Cari lettori del mistero e dell’ignoto, c’è una domanda che rimbalza spesso nei salotti della psicologia da bancone e nei post motivazionali: “Come fai a scrivere così se stai male?“. Oppure: “La terapia non rischia di spegnere la tua scintilla?“. Oggi voglio usare il prompt di WordPress uscito in questi giorni per affrontare questi pregiudizi.

La risposta alle domande di sopra è semplice, ed è scomoda: la maggior parte delle persone non capisce che la salute mentale non è un traguardo di “normalità”, ma una negoziazione continua con il proprio caos. E che la scrittura non è il premio, ma il bisturi con cui eseguiamo l’operazione. La diagnosi deve essere vista come una bussola, non come una gabbia in cui rinchiudere il proprio sè.

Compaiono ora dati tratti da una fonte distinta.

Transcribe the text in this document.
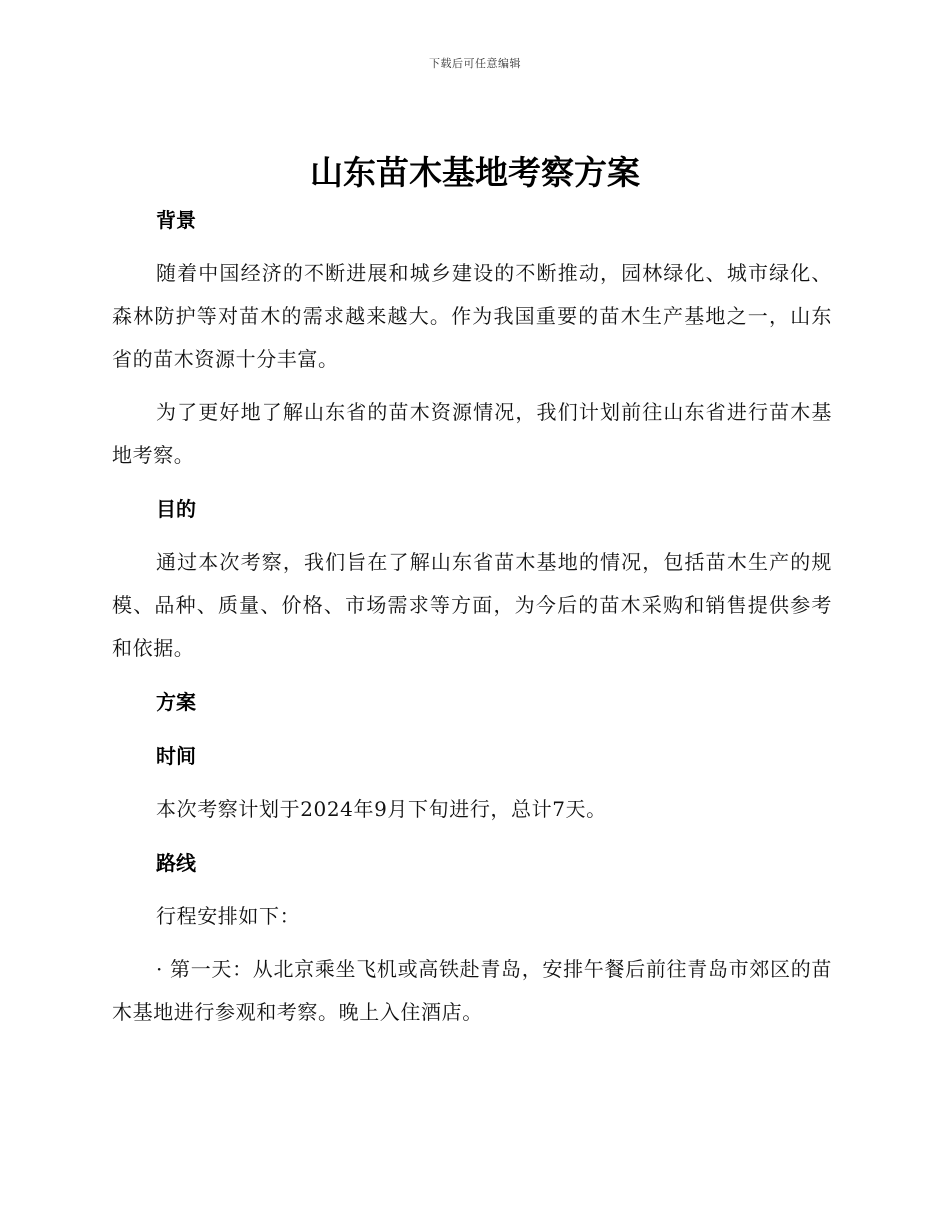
下载后可任意编辑
山东苗木基地考察方案
背景

随着中国经济的不断进展和城乡建设的不断推动，园林绿化、城市绿化、森林防护等对苗木的需求越来越大。作为我国重要的苗木生产基地之一，山东省的苗木资源十分丰富。

为了更好地了解山东省的苗木资源情况，我们计划前往山东省进行苗木基地考察。

目的

通过本次考察，我们旨在了解山东省苗木基地的情况，包括苗木生产的规模、品种、质量、价格、市场需求等方面，为今后的苗木采购和销售提供参考和依据。

方案
时间

本次考察计划于2024年9月下旬进行，总计7天。

路线

行程安排如下：

· 第一天：从北京乘坐飞机或高铁赴青岛，安排午餐后前往青岛市郊区的苗木基地进行参观和考察。晚上入住酒店。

Per anni ho vissuto con un rumore di fondo che non sapevo nominare. Poi è arrivata la parola: ADHD.La maggior parte delle persone pensa che ricevere una diagnosi di questo tipo sia un limite, una scusa per l’inconcludenza. Per me è stata la decodifica di un linguaggio alieno. Ho passato due anni in terapia non per “guarire”, perché non c’è nulla da guarire in un cervello che funziona in modo diverso, ma per accettare il mio mondo emotivo.

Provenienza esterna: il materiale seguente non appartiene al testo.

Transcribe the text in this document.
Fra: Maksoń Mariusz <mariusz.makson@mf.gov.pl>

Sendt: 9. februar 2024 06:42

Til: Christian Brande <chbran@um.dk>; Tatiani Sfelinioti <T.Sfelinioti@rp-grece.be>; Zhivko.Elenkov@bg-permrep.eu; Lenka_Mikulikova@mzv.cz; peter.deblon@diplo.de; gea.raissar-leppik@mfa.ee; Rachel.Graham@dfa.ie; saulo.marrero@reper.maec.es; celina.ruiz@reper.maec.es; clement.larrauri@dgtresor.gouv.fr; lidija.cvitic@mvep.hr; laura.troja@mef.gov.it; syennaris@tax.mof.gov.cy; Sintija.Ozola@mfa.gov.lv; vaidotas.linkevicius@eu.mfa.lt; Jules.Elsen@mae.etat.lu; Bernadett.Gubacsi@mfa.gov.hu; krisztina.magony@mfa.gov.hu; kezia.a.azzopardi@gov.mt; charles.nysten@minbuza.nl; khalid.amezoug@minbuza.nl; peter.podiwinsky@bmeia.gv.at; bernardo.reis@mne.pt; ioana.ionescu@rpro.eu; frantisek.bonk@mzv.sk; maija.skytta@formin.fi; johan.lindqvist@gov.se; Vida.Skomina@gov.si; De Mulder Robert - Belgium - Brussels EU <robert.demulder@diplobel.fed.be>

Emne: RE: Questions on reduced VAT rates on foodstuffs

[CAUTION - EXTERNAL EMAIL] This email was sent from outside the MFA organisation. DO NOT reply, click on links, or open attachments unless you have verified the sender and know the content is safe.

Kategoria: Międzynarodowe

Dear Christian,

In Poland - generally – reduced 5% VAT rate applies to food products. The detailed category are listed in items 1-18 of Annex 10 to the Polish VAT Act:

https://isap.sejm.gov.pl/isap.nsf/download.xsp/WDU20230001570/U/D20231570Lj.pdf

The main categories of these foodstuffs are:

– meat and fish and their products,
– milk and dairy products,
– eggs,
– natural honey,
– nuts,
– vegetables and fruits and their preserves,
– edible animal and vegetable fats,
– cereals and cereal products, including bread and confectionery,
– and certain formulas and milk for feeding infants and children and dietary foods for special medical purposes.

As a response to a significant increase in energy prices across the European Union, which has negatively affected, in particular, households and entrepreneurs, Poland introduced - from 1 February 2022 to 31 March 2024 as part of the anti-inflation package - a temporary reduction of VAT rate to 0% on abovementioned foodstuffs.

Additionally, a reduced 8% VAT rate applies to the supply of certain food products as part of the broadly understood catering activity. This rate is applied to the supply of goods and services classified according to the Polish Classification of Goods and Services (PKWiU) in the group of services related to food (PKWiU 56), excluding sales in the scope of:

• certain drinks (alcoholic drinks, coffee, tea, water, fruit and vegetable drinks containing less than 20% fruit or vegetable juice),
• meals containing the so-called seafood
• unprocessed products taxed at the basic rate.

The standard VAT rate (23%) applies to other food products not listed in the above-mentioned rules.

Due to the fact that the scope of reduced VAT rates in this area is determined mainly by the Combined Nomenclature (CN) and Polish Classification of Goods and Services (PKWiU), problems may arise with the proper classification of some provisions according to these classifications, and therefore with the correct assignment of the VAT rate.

La mia paura più grande? Che l’ADHD rendesse la mia immersione nei personaggi “sporca”, frammentata, non abbastanza buona. Temevo che la mia mente, incapace di stare ferma, non potesse offrire ai lettori quella qualità millimetrica che cerco. Ma ecco cosa per i più è incomprensibile: la perfezione non esiste, esiste solo la verità. Ho imparato che la mia capacità di “dissociare”, di saltare tra i pensieri, di sentire tutto con un’intensità quasi insopportabile, non è un difetto di fabbrica. È ciò che mi permette di dare ai miei personaggi una carne che scotta. La mia scrittura non è buona nonostante l’ADHD, ma grazie a esso. È il mio punto di partenza per capirmi, per rielaborare i punti di forza e trasformare i punti deboli in pilastri narrativi.

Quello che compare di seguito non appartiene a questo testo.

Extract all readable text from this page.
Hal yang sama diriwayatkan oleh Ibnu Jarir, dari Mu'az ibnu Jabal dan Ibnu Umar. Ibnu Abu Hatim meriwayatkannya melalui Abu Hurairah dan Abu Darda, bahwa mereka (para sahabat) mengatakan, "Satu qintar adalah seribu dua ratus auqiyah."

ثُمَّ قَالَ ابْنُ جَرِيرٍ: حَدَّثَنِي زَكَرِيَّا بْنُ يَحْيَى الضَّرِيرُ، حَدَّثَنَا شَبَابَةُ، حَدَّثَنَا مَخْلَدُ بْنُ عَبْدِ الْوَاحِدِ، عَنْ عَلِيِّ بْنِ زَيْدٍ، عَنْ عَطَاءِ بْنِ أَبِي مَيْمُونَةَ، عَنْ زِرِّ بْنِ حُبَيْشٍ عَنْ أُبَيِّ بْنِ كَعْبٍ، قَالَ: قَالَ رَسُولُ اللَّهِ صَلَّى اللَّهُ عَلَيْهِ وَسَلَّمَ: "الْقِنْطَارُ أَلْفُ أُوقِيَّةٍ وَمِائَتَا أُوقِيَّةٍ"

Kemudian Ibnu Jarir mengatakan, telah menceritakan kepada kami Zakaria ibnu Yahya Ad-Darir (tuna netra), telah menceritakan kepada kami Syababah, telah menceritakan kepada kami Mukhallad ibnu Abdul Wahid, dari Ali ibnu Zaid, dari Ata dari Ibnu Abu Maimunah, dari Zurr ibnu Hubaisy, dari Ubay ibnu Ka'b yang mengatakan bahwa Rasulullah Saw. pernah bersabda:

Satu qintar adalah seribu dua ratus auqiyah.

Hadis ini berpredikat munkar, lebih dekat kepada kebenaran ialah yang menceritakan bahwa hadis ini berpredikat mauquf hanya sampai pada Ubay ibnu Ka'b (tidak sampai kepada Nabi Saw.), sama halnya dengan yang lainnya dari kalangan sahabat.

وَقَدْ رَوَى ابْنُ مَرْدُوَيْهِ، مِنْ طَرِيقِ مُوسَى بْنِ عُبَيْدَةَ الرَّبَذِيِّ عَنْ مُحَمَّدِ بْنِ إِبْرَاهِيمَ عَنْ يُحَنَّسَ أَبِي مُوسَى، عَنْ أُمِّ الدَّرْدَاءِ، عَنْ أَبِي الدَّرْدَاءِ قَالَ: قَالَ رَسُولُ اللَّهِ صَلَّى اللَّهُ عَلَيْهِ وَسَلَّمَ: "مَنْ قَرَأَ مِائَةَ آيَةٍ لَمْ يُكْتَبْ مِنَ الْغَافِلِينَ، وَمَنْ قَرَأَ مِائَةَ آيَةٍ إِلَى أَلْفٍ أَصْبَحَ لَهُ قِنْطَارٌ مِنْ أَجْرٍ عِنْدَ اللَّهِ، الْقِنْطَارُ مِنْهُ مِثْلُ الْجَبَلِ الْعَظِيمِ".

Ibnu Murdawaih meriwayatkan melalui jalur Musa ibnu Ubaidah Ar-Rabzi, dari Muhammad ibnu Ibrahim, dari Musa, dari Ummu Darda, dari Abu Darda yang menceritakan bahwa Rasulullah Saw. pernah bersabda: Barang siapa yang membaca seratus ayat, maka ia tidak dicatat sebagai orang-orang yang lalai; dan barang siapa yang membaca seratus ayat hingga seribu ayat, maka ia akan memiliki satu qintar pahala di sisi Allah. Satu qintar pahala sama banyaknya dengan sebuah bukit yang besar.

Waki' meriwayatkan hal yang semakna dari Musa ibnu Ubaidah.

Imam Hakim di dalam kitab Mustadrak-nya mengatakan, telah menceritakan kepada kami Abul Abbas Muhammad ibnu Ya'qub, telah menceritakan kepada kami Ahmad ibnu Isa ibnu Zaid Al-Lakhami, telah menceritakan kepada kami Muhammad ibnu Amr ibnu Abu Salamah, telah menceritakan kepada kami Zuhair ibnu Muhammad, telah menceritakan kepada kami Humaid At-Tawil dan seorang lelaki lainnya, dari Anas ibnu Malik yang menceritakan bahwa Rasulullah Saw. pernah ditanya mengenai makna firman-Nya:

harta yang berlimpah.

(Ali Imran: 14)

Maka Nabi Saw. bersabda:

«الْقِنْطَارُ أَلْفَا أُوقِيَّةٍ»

Essere entrata in contatto con la sofferenza legata alla salute mentale mi ha reso allergica alle “iniziative carine”. Vedo progetti, campagne di sensibilizzazione e slogan che sono gusci vuoti. Sono fatti da chi non ha mai guardato nell’abisso e pensa che basti un nastro colorato o una frase gentile per “aiutare”. Io so cosa non mi avrebbe aiutato. Non mi avrebbe aiutato la pietà. Non mi avrebbe aiutato la semplificazione. Mi ha aiutato la consapevolezza. Mi ha aiutato la scrittura che non fa sconti.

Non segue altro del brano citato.